Землемерное дело Устинов почитал едва ли не самым ученым и чудесным это надо же любую десятину усчитать и на плане изобразить! Но всё равно не землемеры, а он, мужик и пахарь, неизменно был к земле ближе, а земля была ближе к нему, чем к ним.

Подумать — сколько же это мужику дано разных имен и величаний: крестьянин, хлебороб, кормилец, землероб и земледелец, хозяин, сеятель и жнец.

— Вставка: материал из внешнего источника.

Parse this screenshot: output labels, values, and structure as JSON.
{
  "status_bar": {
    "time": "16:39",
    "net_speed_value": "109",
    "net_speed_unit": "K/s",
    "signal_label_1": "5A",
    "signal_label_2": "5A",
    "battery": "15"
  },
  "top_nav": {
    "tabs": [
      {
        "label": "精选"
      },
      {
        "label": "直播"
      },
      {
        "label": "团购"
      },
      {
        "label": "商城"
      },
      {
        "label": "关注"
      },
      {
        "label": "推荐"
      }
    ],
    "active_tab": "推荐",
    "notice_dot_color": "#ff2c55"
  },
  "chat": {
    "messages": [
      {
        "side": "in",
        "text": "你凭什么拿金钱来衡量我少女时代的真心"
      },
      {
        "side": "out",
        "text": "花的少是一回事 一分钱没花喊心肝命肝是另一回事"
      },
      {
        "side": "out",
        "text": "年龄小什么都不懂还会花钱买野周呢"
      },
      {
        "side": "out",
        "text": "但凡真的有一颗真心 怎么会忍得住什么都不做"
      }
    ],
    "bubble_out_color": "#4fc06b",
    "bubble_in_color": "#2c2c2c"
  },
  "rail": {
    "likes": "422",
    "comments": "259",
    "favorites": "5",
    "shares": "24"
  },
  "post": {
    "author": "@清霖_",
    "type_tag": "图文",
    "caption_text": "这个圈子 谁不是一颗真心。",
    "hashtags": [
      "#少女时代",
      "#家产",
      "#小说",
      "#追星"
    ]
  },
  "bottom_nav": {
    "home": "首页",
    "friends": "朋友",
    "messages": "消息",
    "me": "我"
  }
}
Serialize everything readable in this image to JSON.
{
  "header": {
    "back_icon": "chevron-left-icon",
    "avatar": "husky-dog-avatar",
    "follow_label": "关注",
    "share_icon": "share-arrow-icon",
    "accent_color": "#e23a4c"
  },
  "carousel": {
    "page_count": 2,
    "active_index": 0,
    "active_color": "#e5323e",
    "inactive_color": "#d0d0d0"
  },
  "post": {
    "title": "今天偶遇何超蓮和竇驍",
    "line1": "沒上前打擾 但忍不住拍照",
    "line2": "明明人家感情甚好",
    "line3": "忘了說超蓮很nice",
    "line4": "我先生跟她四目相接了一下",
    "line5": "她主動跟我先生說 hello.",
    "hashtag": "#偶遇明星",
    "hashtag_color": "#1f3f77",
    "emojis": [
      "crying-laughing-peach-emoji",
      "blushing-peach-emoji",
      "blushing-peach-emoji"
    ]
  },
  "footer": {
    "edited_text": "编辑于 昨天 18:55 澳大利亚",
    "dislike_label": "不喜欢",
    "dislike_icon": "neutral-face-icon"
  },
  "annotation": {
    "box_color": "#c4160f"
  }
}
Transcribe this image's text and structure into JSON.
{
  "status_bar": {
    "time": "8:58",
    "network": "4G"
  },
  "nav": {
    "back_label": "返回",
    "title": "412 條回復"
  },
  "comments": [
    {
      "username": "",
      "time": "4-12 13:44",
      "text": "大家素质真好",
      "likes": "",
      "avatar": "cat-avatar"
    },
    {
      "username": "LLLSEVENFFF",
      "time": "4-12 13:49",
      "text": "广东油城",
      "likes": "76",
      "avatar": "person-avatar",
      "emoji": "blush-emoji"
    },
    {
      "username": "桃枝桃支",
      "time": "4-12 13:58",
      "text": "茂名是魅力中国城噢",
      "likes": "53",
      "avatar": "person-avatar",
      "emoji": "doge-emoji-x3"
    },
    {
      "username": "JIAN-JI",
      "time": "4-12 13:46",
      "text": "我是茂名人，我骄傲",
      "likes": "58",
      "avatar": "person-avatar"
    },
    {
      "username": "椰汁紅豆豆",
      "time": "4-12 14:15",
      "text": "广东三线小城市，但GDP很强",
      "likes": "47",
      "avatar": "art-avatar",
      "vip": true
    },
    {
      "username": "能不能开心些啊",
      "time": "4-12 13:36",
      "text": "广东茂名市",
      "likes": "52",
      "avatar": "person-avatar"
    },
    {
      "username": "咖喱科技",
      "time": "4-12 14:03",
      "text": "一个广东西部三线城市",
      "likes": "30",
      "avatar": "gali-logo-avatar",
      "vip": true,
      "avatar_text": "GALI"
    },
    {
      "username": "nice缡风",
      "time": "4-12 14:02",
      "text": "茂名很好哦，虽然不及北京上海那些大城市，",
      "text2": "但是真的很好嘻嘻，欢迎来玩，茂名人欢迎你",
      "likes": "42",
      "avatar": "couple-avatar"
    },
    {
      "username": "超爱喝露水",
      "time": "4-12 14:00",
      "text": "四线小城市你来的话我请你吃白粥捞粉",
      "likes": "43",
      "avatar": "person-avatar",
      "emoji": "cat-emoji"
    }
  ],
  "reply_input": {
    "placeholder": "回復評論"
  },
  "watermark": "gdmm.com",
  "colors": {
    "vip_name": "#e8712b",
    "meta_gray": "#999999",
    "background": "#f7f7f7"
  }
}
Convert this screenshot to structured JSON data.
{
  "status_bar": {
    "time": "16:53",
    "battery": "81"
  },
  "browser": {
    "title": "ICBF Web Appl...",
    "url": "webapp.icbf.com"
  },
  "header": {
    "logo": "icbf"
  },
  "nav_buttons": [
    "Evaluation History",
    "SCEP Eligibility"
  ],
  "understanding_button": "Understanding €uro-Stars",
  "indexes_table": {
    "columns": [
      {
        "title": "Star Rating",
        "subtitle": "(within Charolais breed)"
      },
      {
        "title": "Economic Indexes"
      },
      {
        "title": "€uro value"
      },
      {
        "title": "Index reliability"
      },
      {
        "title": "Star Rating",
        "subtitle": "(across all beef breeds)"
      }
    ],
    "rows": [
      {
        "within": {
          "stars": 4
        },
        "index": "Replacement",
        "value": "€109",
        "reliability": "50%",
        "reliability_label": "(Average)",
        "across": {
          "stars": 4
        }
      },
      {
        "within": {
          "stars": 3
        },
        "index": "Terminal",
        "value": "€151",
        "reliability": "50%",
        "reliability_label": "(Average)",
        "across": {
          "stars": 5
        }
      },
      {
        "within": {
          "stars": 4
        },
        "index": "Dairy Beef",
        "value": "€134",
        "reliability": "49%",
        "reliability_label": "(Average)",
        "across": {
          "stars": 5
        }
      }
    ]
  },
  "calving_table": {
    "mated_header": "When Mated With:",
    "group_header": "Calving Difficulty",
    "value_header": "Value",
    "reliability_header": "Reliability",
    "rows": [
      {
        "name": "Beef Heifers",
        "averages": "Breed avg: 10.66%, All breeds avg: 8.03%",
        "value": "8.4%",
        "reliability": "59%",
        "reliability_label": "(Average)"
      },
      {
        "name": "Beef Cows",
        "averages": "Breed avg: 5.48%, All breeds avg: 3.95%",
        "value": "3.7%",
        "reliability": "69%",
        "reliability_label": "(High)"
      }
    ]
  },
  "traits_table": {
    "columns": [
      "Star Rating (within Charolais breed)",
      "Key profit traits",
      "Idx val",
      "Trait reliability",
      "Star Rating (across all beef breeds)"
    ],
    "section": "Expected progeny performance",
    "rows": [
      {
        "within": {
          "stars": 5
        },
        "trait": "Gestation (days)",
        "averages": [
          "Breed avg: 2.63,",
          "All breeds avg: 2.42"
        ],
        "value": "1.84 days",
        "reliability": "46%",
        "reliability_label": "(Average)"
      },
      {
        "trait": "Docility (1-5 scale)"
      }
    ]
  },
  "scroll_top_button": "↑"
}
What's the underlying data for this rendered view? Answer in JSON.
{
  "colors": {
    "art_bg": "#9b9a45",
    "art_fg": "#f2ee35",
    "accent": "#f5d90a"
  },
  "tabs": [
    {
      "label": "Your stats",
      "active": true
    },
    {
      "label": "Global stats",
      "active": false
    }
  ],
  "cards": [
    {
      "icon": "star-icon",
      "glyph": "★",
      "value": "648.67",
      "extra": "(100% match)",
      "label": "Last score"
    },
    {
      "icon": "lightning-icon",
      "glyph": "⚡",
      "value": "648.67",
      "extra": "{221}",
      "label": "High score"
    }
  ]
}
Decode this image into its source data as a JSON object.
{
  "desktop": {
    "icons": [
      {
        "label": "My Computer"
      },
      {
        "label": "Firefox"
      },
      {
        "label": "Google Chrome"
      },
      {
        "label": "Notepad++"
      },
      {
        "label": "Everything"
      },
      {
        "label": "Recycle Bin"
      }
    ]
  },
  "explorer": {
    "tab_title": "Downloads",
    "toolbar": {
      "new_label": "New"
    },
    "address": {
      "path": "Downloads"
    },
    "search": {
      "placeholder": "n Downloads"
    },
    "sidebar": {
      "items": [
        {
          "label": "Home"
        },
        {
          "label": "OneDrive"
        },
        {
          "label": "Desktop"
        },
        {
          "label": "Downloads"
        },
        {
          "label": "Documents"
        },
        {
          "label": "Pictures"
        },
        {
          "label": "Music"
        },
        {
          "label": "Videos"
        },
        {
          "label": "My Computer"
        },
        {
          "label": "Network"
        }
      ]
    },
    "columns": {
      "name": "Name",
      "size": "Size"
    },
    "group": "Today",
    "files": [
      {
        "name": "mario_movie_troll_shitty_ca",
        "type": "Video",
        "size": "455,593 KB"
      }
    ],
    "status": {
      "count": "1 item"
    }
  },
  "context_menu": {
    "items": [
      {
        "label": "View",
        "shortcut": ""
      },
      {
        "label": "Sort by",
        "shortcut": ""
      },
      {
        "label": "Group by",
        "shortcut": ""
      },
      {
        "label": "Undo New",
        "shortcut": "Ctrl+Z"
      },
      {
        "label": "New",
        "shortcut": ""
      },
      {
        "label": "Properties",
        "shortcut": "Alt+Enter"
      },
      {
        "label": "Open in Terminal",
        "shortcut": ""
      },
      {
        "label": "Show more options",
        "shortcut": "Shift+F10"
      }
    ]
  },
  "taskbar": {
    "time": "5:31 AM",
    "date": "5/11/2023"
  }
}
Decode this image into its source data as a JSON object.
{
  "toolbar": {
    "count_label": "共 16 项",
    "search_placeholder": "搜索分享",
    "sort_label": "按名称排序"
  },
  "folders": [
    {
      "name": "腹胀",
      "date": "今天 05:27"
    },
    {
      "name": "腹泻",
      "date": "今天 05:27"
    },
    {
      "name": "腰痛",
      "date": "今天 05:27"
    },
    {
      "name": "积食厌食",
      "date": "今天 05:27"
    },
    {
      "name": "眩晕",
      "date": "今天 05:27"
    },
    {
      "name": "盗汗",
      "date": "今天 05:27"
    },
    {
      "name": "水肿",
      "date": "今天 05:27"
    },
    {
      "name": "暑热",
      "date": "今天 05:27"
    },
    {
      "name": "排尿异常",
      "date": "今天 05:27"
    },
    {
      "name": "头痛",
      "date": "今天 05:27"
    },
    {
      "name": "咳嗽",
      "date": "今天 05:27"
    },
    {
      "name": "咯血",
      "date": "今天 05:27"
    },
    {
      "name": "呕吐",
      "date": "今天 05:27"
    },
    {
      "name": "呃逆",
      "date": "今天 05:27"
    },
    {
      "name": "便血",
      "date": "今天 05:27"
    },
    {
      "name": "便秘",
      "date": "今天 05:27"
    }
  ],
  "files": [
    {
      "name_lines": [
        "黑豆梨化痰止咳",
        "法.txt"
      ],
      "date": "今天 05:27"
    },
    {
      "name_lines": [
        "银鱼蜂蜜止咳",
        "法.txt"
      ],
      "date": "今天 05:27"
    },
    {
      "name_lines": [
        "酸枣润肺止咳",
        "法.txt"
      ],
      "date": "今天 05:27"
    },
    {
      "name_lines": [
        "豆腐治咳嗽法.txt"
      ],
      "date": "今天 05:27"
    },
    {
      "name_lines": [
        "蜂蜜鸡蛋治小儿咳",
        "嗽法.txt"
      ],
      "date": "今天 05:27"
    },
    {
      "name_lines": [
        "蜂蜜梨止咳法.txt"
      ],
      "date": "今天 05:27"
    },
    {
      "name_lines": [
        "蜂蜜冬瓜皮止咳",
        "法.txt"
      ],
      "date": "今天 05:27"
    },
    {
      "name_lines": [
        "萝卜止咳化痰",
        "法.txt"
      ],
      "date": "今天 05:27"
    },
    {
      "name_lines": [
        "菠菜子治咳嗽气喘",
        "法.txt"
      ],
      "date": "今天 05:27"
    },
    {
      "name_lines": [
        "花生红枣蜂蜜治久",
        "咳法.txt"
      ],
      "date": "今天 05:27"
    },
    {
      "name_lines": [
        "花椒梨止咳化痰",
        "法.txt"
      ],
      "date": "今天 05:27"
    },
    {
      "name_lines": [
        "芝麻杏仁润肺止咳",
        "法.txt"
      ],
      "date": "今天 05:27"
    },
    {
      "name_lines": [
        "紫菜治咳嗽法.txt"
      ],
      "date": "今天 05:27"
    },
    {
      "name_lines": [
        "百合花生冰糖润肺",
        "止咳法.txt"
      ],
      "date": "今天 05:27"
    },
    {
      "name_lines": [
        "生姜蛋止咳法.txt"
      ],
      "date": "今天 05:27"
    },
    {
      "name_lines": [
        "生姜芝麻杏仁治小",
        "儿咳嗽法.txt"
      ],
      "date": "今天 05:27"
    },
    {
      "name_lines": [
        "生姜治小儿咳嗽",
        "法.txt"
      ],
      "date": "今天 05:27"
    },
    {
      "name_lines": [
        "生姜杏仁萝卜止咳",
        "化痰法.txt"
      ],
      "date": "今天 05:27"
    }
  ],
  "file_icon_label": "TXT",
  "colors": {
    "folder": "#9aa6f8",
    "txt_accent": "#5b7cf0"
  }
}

Ни одного среди них нет имени пустого, за-ради красного словца или негодной выдумки — все имена истинные!

Но больше всего нравилось Устинову Николаю еще одно мужицкое имя: пахарь!

Пахота — это же начало крестьянству и всякому человеку тоже.

Сколько есть разных в земледелии работ — и сеять должен уметь мужик, и жать, и молотить, и сено косить, и ходить за скотиной, и ладить в своем хозяйстве множество самых различных предметов, а то еще и сруб деревянный срубить, и если уже не печку настоящую, русскую, так хотя бы сложить какую-никакую печурку — множество всяческих дел делает он в своей жизни, на своей земле и в своем дворе, в одной ученой книжке Устинов прочитал триста шестьдесят разных работ и дел делает крестьянин у себя на пашне и дома, — но другой столь же первородной работы, таких же истинных пота и соли, как пот и соль пахаря, на всем свете нету и не было никогда.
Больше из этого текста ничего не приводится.